When Species Meet - Donna J. Haraway - Bog - University of Minnesota Press - Plusbog.dk

“When Species Meet is a breathtaking meditation on the intersection between humankind and dog, philosophy and science, and macro and micro cultures.” —Cameron Woo, Publisher of Bark magazine In 2006, about 69 million U.S. households had pets, giving homes to around 73.9 million dogs, 90.5 million cats, and 16.6 million birds, and spending over $38 billion dollars on companion animals. As never before in history, our pets are truly members of the family.
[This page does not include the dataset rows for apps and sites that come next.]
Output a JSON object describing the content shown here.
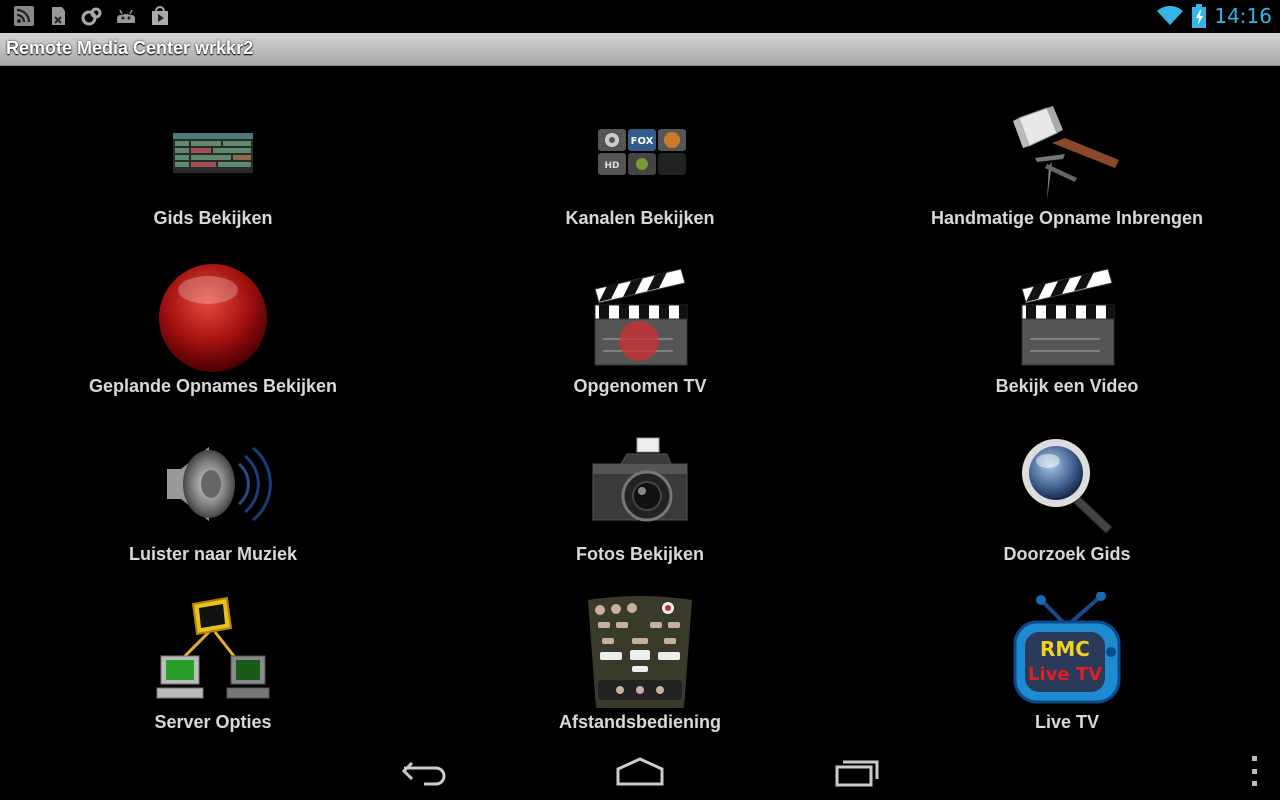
{
  "status_bar": {
    "time": "14:16",
    "left_icons": [
      "rss-icon",
      "evernote-icon",
      "sync-icon",
      "android-debug-icon",
      "play-store-icon"
    ],
    "accent_color": "#33b5e5"
  },
  "app": {
    "title": "Remote Media Center wrkkr2"
  },
  "menu": {
    "items": [
      {
        "label": "Gids Bekijken",
        "icon": "tv-guide-icon"
      },
      {
        "label": "Kanalen Bekijken",
        "icon": "channels-icon"
      },
      {
        "label": "Handmatige Opname Inbrengen",
        "icon": "hammer-icon"
      },
      {
        "label": "Geplande Opnames Bekijken",
        "icon": "record-icon"
      },
      {
        "label": "Opgenomen TV",
        "icon": "clapperboard-record-icon"
      },
      {
        "label": "Bekijk een Video",
        "icon": "clapperboard-icon"
      },
      {
        "label": "Luister naar Muziek",
        "icon": "speaker-icon"
      },
      {
        "label": "Fotos Bekijken",
        "icon": "camera-icon"
      },
      {
        "label": "Doorzoek Gids",
        "icon": "magnifier-icon"
      },
      {
        "label": "Server Opties",
        "icon": "network-icon"
      },
      {
        "label": "Afstandsbediening",
        "icon": "remote-control-icon"
      },
      {
        "label": "Live TV",
        "icon": "live-tv-icon"
      }
    ],
    "live_tv_badge_top": "RMC",
    "live_tv_badge_bottom": "Live TV"
  },
  "nav_bar": {
    "buttons": [
      "back-icon",
      "home-icon",
      "recent-apps-icon",
      "overflow-menu-icon"
    ]
  }
}
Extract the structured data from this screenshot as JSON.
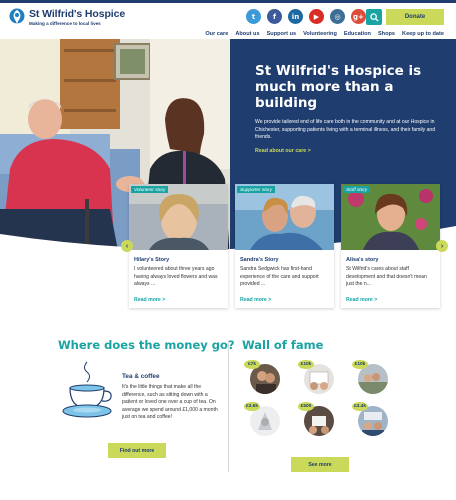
{
  "header": {
    "logo_name": "St Wilfrid's Hospice",
    "logo_tagline": "Making a difference to local lives",
    "donate_label": "Donate",
    "socials": [
      {
        "name": "twitter-icon",
        "glyph": "t",
        "color": "#3d9ad8"
      },
      {
        "name": "facebook-icon",
        "glyph": "f",
        "color": "#3b5b9a"
      },
      {
        "name": "linkedin-icon",
        "glyph": "in",
        "color": "#1c69a1"
      },
      {
        "name": "youtube-icon",
        "glyph": "▶",
        "color": "#d92c23"
      },
      {
        "name": "instagram-icon",
        "glyph": "◎",
        "color": "#3e6d96"
      },
      {
        "name": "google-plus-icon",
        "glyph": "g+",
        "color": "#dd4b39"
      }
    ],
    "nav": [
      "Our care",
      "About us",
      "Support us",
      "Volunteering",
      "Education",
      "Shops",
      "Keep up to date"
    ]
  },
  "hero": {
    "title": "St Wilfrid's Hospice is much more than a building",
    "text": "We provide tailored end of life care both in the community and at our Hospice in Chichester, supporting patients living with a terminal illness, and their family and friends.",
    "link": "Read about our care >"
  },
  "stories": [
    {
      "tag": "Volunteer story",
      "title": "Hilary's Story",
      "text": "I volunteered about three years ago having always loved flowers and was always ...",
      "link": "Read more >"
    },
    {
      "tag": "Supporter story",
      "title": "Sandra's Story",
      "text": "Sandra Sedgwick has first-hand experience of the care and support provided ...",
      "link": "Read more >"
    },
    {
      "tag": "Staff story",
      "title": "Alisa's story",
      "text": "St Wilfrid's cares about staff development and that doesn't mean just the n...",
      "link": "Read more >"
    }
  ],
  "money": {
    "title": "Where does the money go?",
    "item_title": "Tea & coffee",
    "item_text": "It's the little things that make all the difference, such as sitting down with a patient or loved one over a cup of tea. On average we spend around £1,000 a month just on tea and coffee!",
    "button": "Find out more"
  },
  "wall": {
    "title": "Wall of fame",
    "badges": [
      "£7k",
      "£10k",
      "£10k",
      "£3.6k",
      "£500",
      "£3.4k"
    ],
    "button": "See more"
  },
  "colors": {
    "navy": "#1f3d6e",
    "teal": "#1aa3a3",
    "lime": "#cbd95a"
  }
}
But the notion of “companion species”—knotted from human beings, animals and other organisms, landscapes, and technologies—includes much more than “companion animals.” In When Species Meet , Donna J. Haraway digs into this larger phenomenon to contemplate the interactions of humans with many kinds of critters, especially with those called domestic. At the heart of the book are her experiences in agility training with her dogs Cayenne and Roland, but Haraway’s vision here also encompasses wolves, chickens, cats, baboons, sheep, microorganisms, and whales wearing video cameras. From designer pets to lab animals to trained therapy dogs, she deftly explores philosophical, cultural, and biological aspects of animal-human encounters. In this deeply personal yet intellectually groundbreaking work, Haraway develops the idea of companion species, those who meet and break bread together but not without some indigestion. “A great deal is at stake in such meetings,” she writes, “and outcomes are not guaranteed. There is no assured happy or unhappy ending—socially, ecologically, or scientifically. There is only the chance for getting on together with some grace.” Ultimately, she finds that respect, curiosity, and knowledge spring from animal-human associations and work powerfully against ideas about human exceptionalism. One of the founders of the posthumanities, Donna J. Haraway is professor in the History of Consciousness Department at the University of California, Santa Cruz. Author of many books and widely read essays, including The Companion Species Manifesto: Dogs, People, and Significant Otherness and the now-classic essay “The Cyborg Manifesto,” she received the J. D. Bernal Prize in 2000, a lifetime achievement award from the Society for Social Studies in Science.